Have you ever wondered how you’d let your family and/or loved ones get access to your online presences in the event of your untimely demise? [image by William Hook]
No, me neither… but the people behind the LegacyLocker service obviously have. Adam Pash of Lifehacker explains their offer:
Web site Legacy passes on your “digital property” to your friends or loved ones should you die. At first blush, the idea sounds admittedly kind of absurd. But think about the hassle for your loved ones involved in finding contacts that should be notified of your death (email or Facebook), or the money sitting in your PayPal account with nobody around to claim it. None of this poses an insurmountable obstacle for your loved ones, but it’d all be a lot easier if the appropriate usernames and passwords were automatically handed over at your demise.
The service comes with several tiered accounts, from the free account—which will store and hand over 3 “assets” (logins) to one “beneficiary” and send out one “legacy letter” (a farewell message to your loved one) to the $30 annual account, which gives you unlimited everything.
Right now, LegacyLocker just looks like a kook project for folk who like their web2.0 a bit too much… but I think it’ll look a lot less odd in just a few years. A few decades down the line, it’ll probably be a huge business.

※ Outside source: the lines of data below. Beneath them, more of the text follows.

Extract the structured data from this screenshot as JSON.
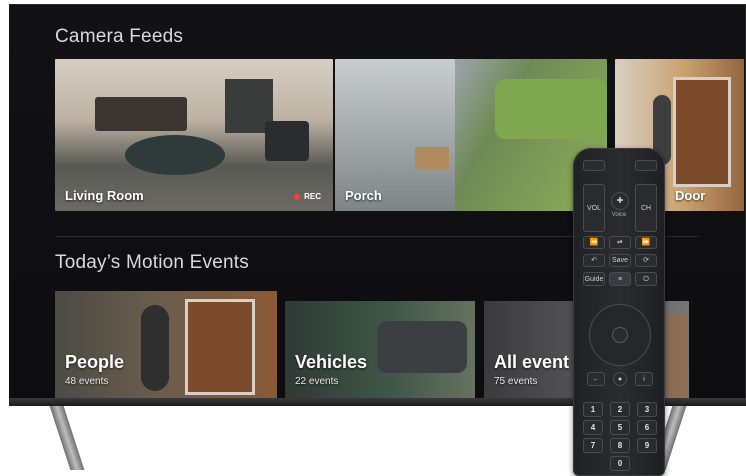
{
  "camera_feeds": {
    "title": "Camera Feeds",
    "tiles": [
      {
        "label": "Living Room",
        "rec": "REC"
      },
      {
        "label": "Porch"
      },
      {
        "label": "Door"
      }
    ]
  },
  "motion_events": {
    "title": "Today’s Motion Events",
    "tiles": [
      {
        "label": "People",
        "count": "48 events"
      },
      {
        "label": "Vehicles",
        "count": "22 events"
      },
      {
        "label": "All event",
        "count": "75 events"
      }
    ]
  },
  "remote": {
    "vol": "VOL",
    "ch": "CH",
    "voice": "Voice",
    "menu_label": "Guide",
    "save": "Save",
    "keys": [
      "1",
      "2",
      "3",
      "4",
      "5",
      "6",
      "7",
      "8",
      "9",
      "0"
    ]
  },
  "colors": {
    "rec_dot": "#ff3b3b",
    "screen_bg": "#121214"
  }
}
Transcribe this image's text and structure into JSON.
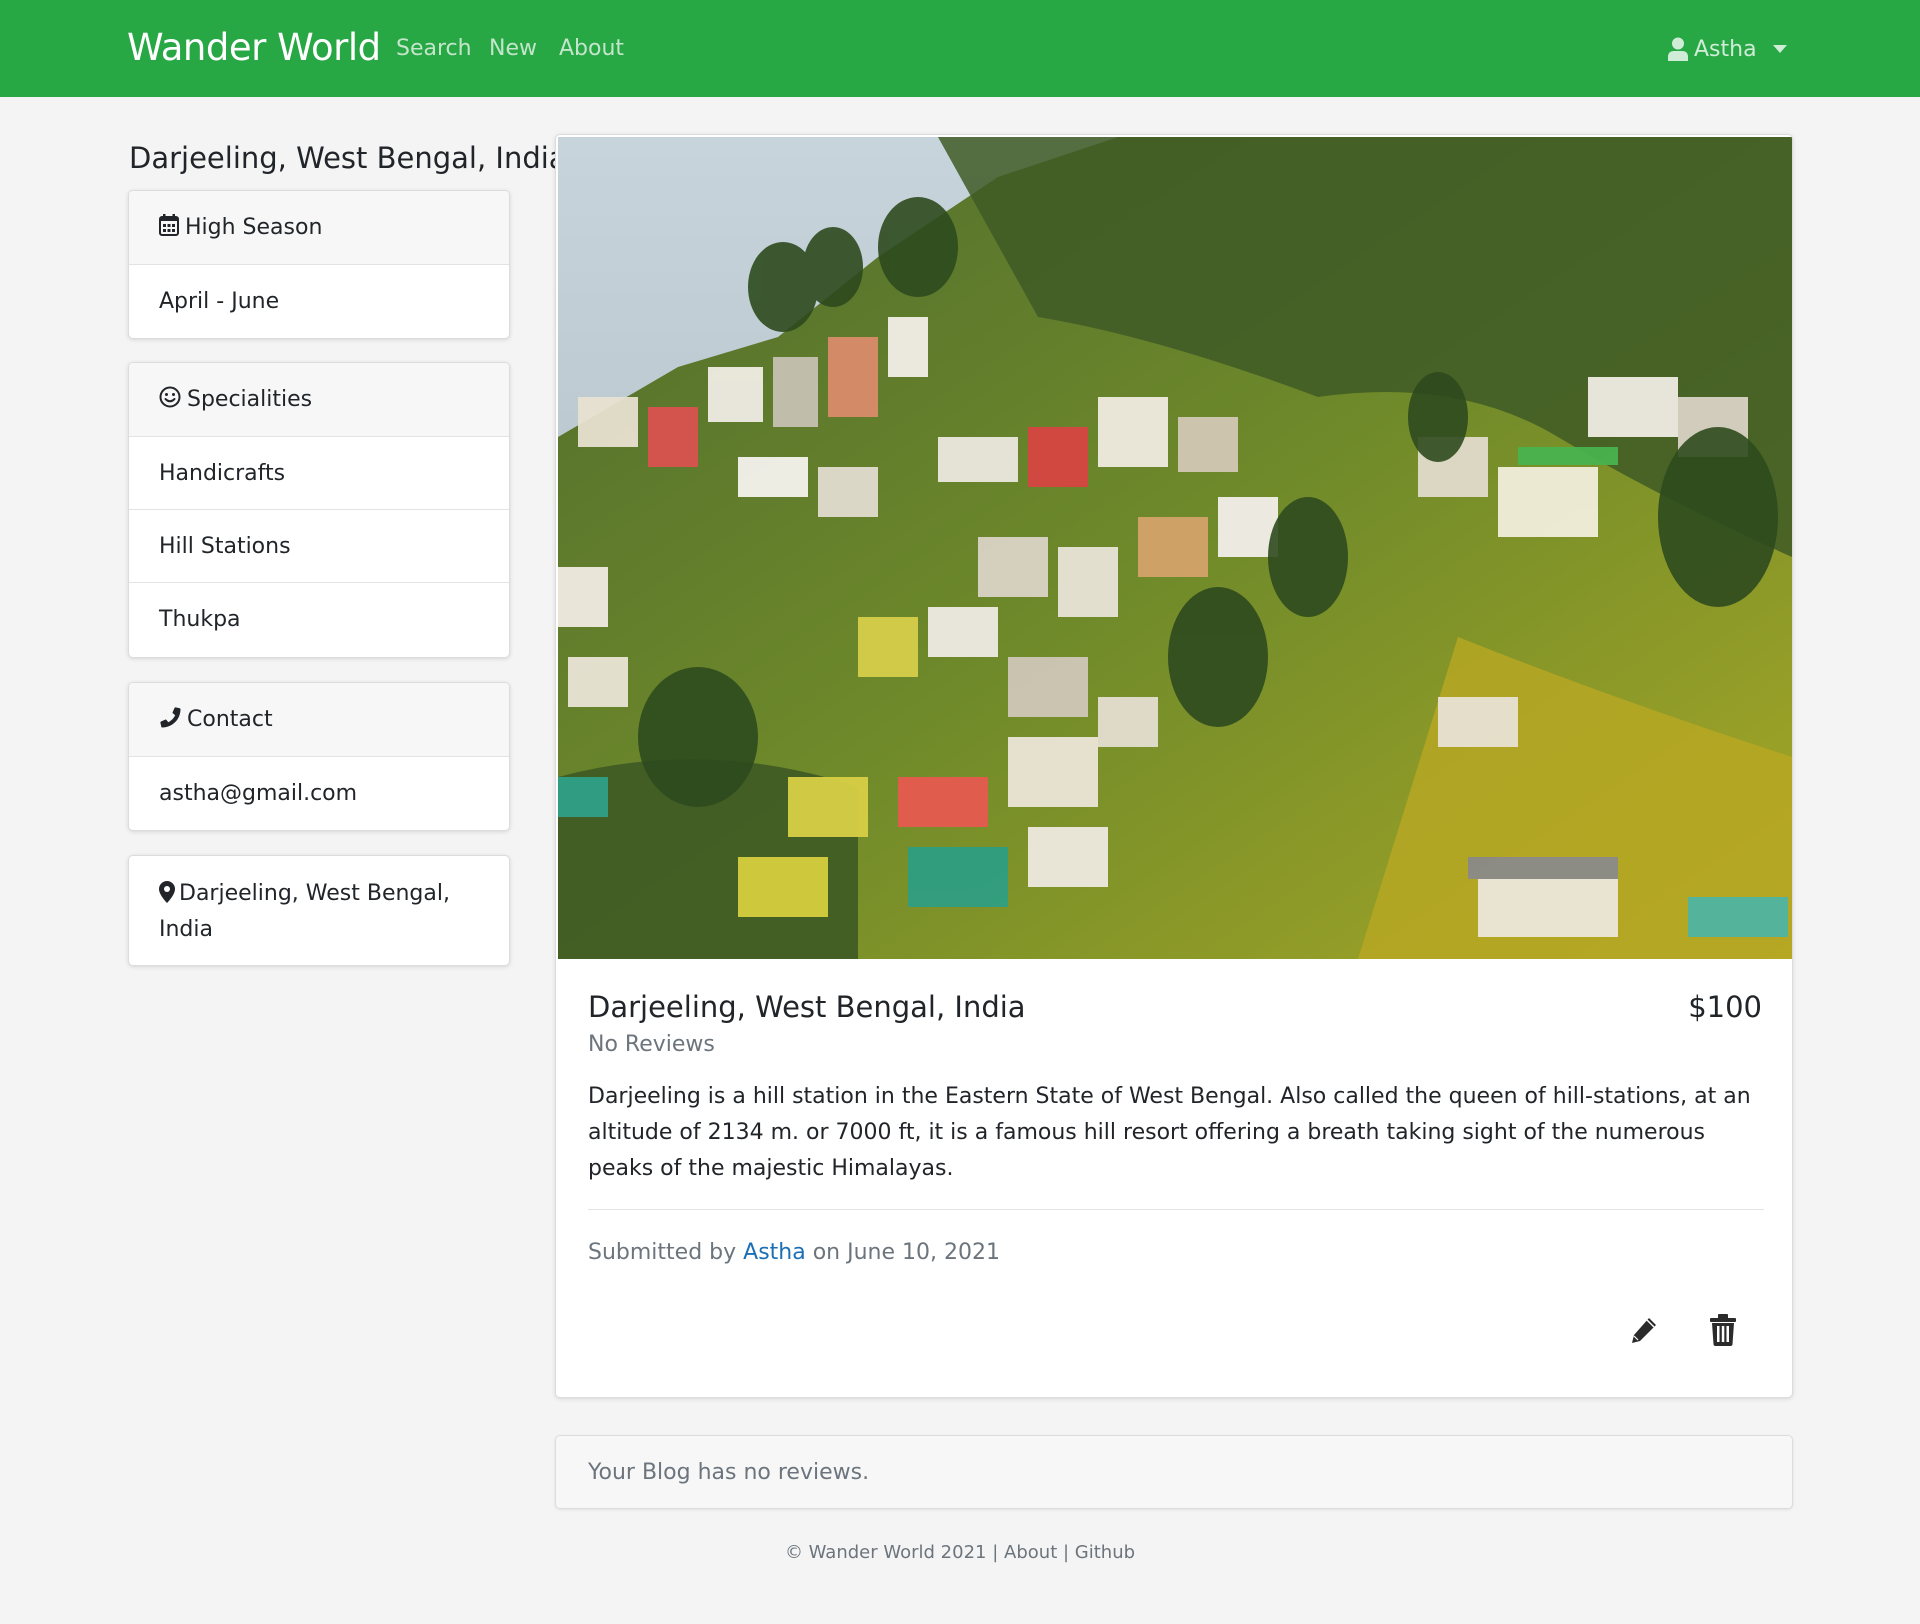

Think of all the digital media you will own, for a start: all the stills and movies and audio you’ve bought and made over the years, stashed on your own rented slice of cloud server somewhere where energy is comparitively cheap (and ambient temperatures low), waiting to be passed on to your kids and fed through legacy codec converters, like the future equivalent of the copyshops who work on restoring Victorian-era photographs for your grandparents; an archive of all the buildings you ever made in your favourite metaverse; a few virtualbox instances of your old autonomous software agents, their tiny but quirky personalities too surrounded by sentiment and nostalgia to simply erase…
And what about different forms of legal death? If legal existence becomes increasingly tied to citizenship of a nation-state (or corporation, if there’s any remaining difference by this point), what happens when you’re legally dead (or at least non-living) by that entity’s reckoning – be it sacked, excommunicated, expelled or AWOL? Your name drops off a database somewhere, and your LegacyLocker equivalent (quite possibly supplied by – or even made compulsory by – the afore-mentioned legal entity) blindly releases the passcodes and biometric keys for all your financial and governmental records to some predefined recipient, the contact details for which have (you hope) not been hacked, phished or foxed by digital pickpockets who like the easy pickings of a morgue foyer…
… so now I have about three new story ideas sat in my head, and no time to write them. Business as usual, eh?
yeah, there’s a trippy dystopian novel in there somewhere. i particularly like the idea that all of our media will eventually have to be converted a la the digitization of film, photography and records. but the idea of having your online information saved somewhere safe isn’t so far fetched even today – i myself belong to far too many online networks and subscription-based sites and since i don’t share the passwords, tracking everything down would be an onerous task for a loved one.